We spoke to the two candidates, Olesia Johnston who was denied the job, and the man who got it, Mark Scholl. He said he was approached by a friend to take the position and was demonstrably less engaged in the process, as he wouldn't have taken it otherwise. Scholl resigned his position on Aug. 9 and a candidate named Joseph Szabat, who apparently was not one of the original candidates to apply, was appointed.
Why are we rehashing this story here on the editorial page?
Because a council member sent us an impassioned letter about the reasons the body made its decision and defended the choice. We hoped to make space for it here because that's where discourse of that type should be taking place – in a public forum.
Newspapers are supposed to be a public forum.
This idea has been lost somewhat with the advent of the internet where public opinion can occur without gatekeeping from an editorial board and with the loss of so many newspaper and news-gathering jobs as a whole.
Like a public meeting, the newspaper is also a space where these types of decisions should be discussed and understood by our leaders and the public at large. We were genuinely excited that the story had sparked interest because oftentimes it feels like some of the pieces we write sink into oblivion or hardly make an impact.
As you can see, that letter isn't being published on our pages. The person who sent it demanded that it not be published, which led us to wonder why they'd bothered to send it in the first place.
Then it became clear. The author of the letter was asking that our staff reporter be “reassigned” from coverage of Coraopolis because of the story. Particularly, the author of the letter was offended by the use of the word “cronyism,” even though the accusation was thrown around at a public meeting which was recorded and televised.

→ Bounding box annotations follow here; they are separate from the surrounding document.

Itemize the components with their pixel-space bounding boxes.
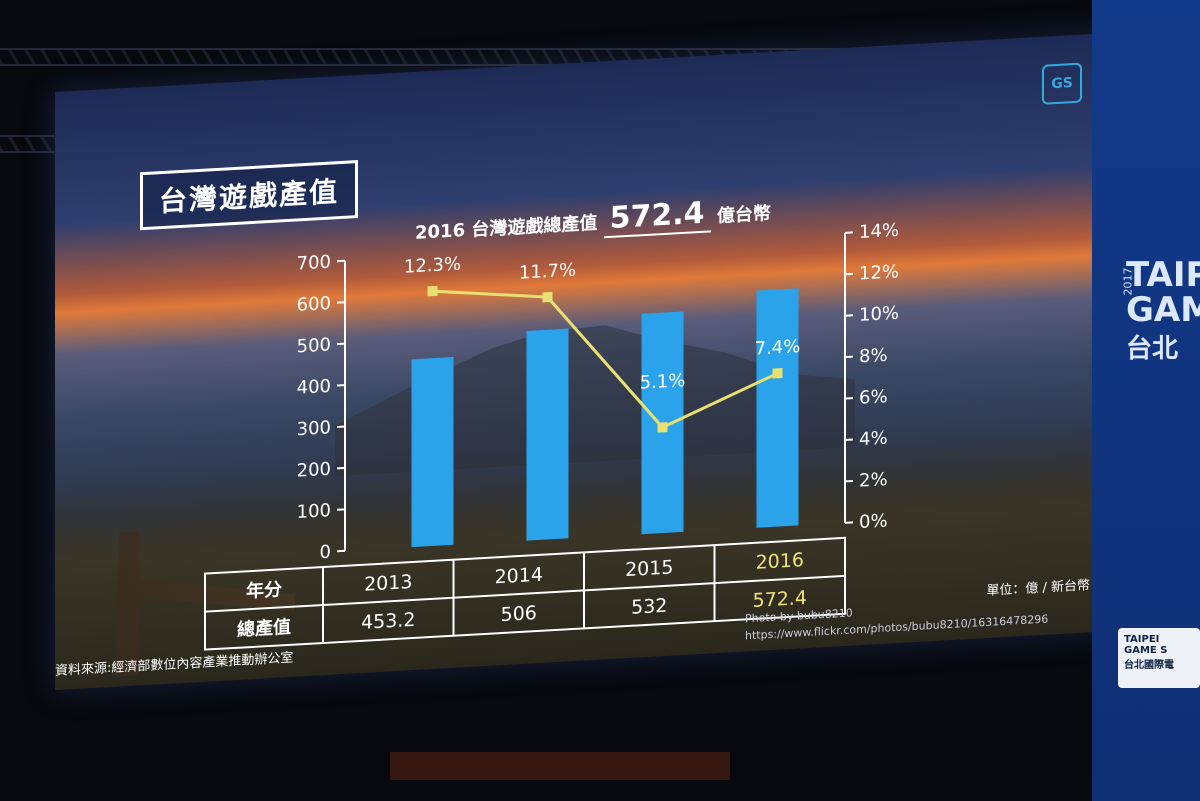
stage-edge [390,752,730,780]
bar-2014 [526,328,569,541]
bar-2013 [411,356,454,548]
left-axis-tick-label: 600 [297,293,331,316]
bar-2016 [756,288,799,528]
data-table-value: 506 [501,602,537,626]
podium-sign: TAIPEI GAME S 台北國際電 [1118,628,1200,688]
left-axis-tick-label: 400 [297,376,331,399]
right-axis-tick-label: 6% [859,386,888,409]
podium-sign-line3: 台北國際電 [1124,660,1174,671]
growth-line [432,289,779,430]
growth-marker-2015 [657,422,668,433]
data-table-year: 2015 [625,556,673,581]
data-table-row-header: 年分 [246,578,282,602]
podium-sign-line2: GAME S [1124,645,1168,656]
left-axis-tick-label: 300 [297,417,331,440]
growth-data-label: 11.7% [519,260,576,284]
right-axis-tick-label: 10% [859,303,899,326]
left-axis-tick-label: 100 [297,500,331,523]
data-table-year: 2016 [756,549,804,574]
left-axis-tick-label: 200 [297,459,331,482]
growth-marker-2013 [427,285,438,297]
growth-data-label: 7.4% [755,336,801,360]
data-table-row-divider [205,574,845,613]
growth-data-label: 5.1% [640,370,686,394]
right-axis-tick-label: 8% [859,345,888,368]
banner-line2: GAM [1126,290,1200,330]
right-axis-tick-label: 12% [859,261,899,284]
right-axis-tick-label: 4% [859,428,888,451]
presentation-screen: 台灣遊戲產值 GS 2016 台灣遊戲總產值 572.4 億台幣 0 100 200… [55,33,1110,690]
growth-marker-2014 [542,291,553,303]
right-axis-tick-label: 2% [859,469,888,492]
right-axis-tick-label: 0% [859,510,888,533]
right-axis-tick-label: 14% [859,220,899,243]
banner-line1: TAIPE [1126,255,1200,295]
left-axis-tick-label: 700 [297,252,331,275]
revenue-chart: 0 100 200 300 400 500 600 700 0% 2% 4% 6% 8% 10% 12% 14… [204,220,899,651]
left-axis-tick-label: 0 [320,542,331,564]
growth-data-label: 12.3% [404,254,461,278]
left-axis-tick-label: 500 [297,334,331,357]
data-table-year: 2014 [495,564,543,589]
banner-line3: 台北 [1126,334,1179,364]
data-table-row-header: 總產值 [237,616,291,641]
growth-marker-2016 [772,368,783,379]
data-table-value: 453.2 [361,609,415,634]
data-table-value: 532 [631,595,667,619]
data-table-value: 572.4 [753,587,807,612]
podium-sign-line1: TAIPEI [1124,634,1160,645]
data-table-year: 2013 [364,571,412,596]
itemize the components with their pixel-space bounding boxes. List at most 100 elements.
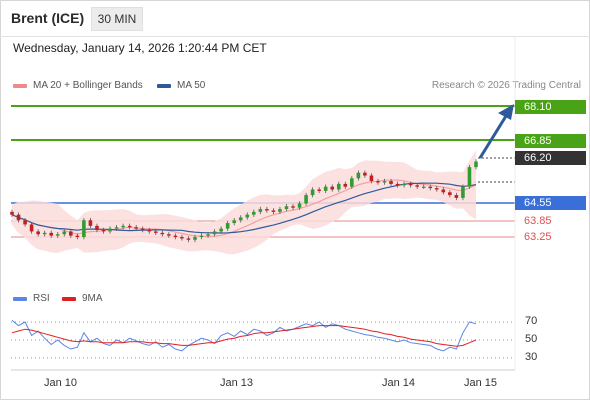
candle-body [317, 189, 321, 191]
resistance-2-tag: 68.10 [515, 100, 586, 114]
candle-body [421, 186, 426, 188]
candle-body [402, 183, 406, 186]
candle-body [467, 167, 472, 187]
candle-body [278, 209, 282, 212]
rsi-line [11, 319, 477, 352]
candle-body [408, 183, 413, 186]
instrument-title: Brent (ICE) [11, 10, 85, 26]
candle-body [108, 228, 112, 232]
candle-body [10, 211, 14, 215]
ma50-swatch [157, 83, 171, 88]
rsi-ma-legend: 9MA [62, 293, 103, 304]
support-2-label: 63.25 [524, 231, 552, 243]
candle-body [69, 231, 73, 236]
candle-body [265, 209, 269, 211]
rsi-ma-swatch [62, 296, 76, 301]
candle-body [336, 183, 341, 190]
candle-body [134, 227, 138, 229]
ma20-swatch [13, 83, 27, 88]
candle-body [212, 231, 217, 235]
candle-body [36, 231, 40, 235]
candle-body [461, 186, 465, 198]
candle-body [167, 234, 171, 236]
candle-body [75, 235, 80, 238]
rsi-legend: RSI [13, 293, 50, 304]
header-bar: Brent (ICE) 30 MIN [0, 0, 590, 37]
timeframe-button[interactable]: 30 MIN [91, 7, 143, 31]
candle-body [252, 211, 256, 215]
rsi-ma-legend-label: 9MA [82, 293, 103, 304]
candle-body [271, 210, 276, 212]
candle-body [49, 232, 54, 236]
candle-body [95, 225, 99, 231]
candle-body [350, 178, 354, 187]
resistance-1-tag: 66.85 [515, 134, 586, 148]
projection-arrow-head [498, 104, 514, 120]
legend-ma20-bollinger: MA 20 + Bollinger Bands [13, 80, 143, 91]
candle-body [454, 195, 459, 198]
timestamp: Wednesday, January 14, 2026 1:20:44 PM C… [13, 41, 267, 55]
candle-body [121, 225, 125, 228]
candle-body [310, 189, 315, 196]
ma20-line [11, 179, 477, 238]
last-price-tag: 66.20 [515, 151, 586, 165]
candle-body [186, 238, 191, 240]
legend-label: MA 50 [177, 80, 206, 91]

This request, to stop the attempts of a thorough reporter from uncovering information, further illustrates the problem residents have had with decisions made for them by their council.
There was a distinct lack of transparency in the way the new member of council was chosen. Only his name was read aloud at the meeting. Only after asking a few questions did we establish there were actually three candidates for the job. Seemingly, only one person was considered. And with the newest addition to the council replacing Scholl, we know even less about the situation, as council members have decided not to share information anymore.
The solicitor and manager have stated that this process is appropriate for the situation. However, revealing the process to the public would immediately garner more trust. Other local municipalities discuss or publicly include letters of intent from potential council members in meetings. If there were three candidates, the council could have stated their names. Scholl was highly qualified–his qualifications could have been judged against the others.
It would have made more sense to publicly discuss the merits of these candidates in order to implicitly refute charges of favoritism or cronyism. If they'd shown the public that type of respect, then perhaps Johnston's words would have lost their potency. Instead, we have a rinse-and-repeat situation with the new candidate.
While pointing out the obvious, let us say one more thing. Olesia Johnston is a woman. The people sought out for this job are both men. There is only one woman serving in Coraopolis right now. The members of that body could have easily made their council more diverse with Johnston’s appointment but chose not to. Gender shouldn’t be the sole factor of determination, of course, but when a board is as unrepresentative of the population as this one, it’s something to consider.
In this letter you are not allowed to read, we were informed our reporter’s actions caused leadership in Coraopolis to lose respect for her and no one in Coraopolis leadership thinks she has their best interests at heart. If you ever doubt the importance of newspapers, remember your politicians don't.
The truth is, journalists should not be promoting the “best interests” of any leadership. That’s the job of a public relations person. Our job is to gather information so the public has the best chance of understanding what is happening in their governments and lives. On our editorial page, we advocate for the community as a whole – not the small group of people in power.
That’s our stake in this situation, and we take it very seriously.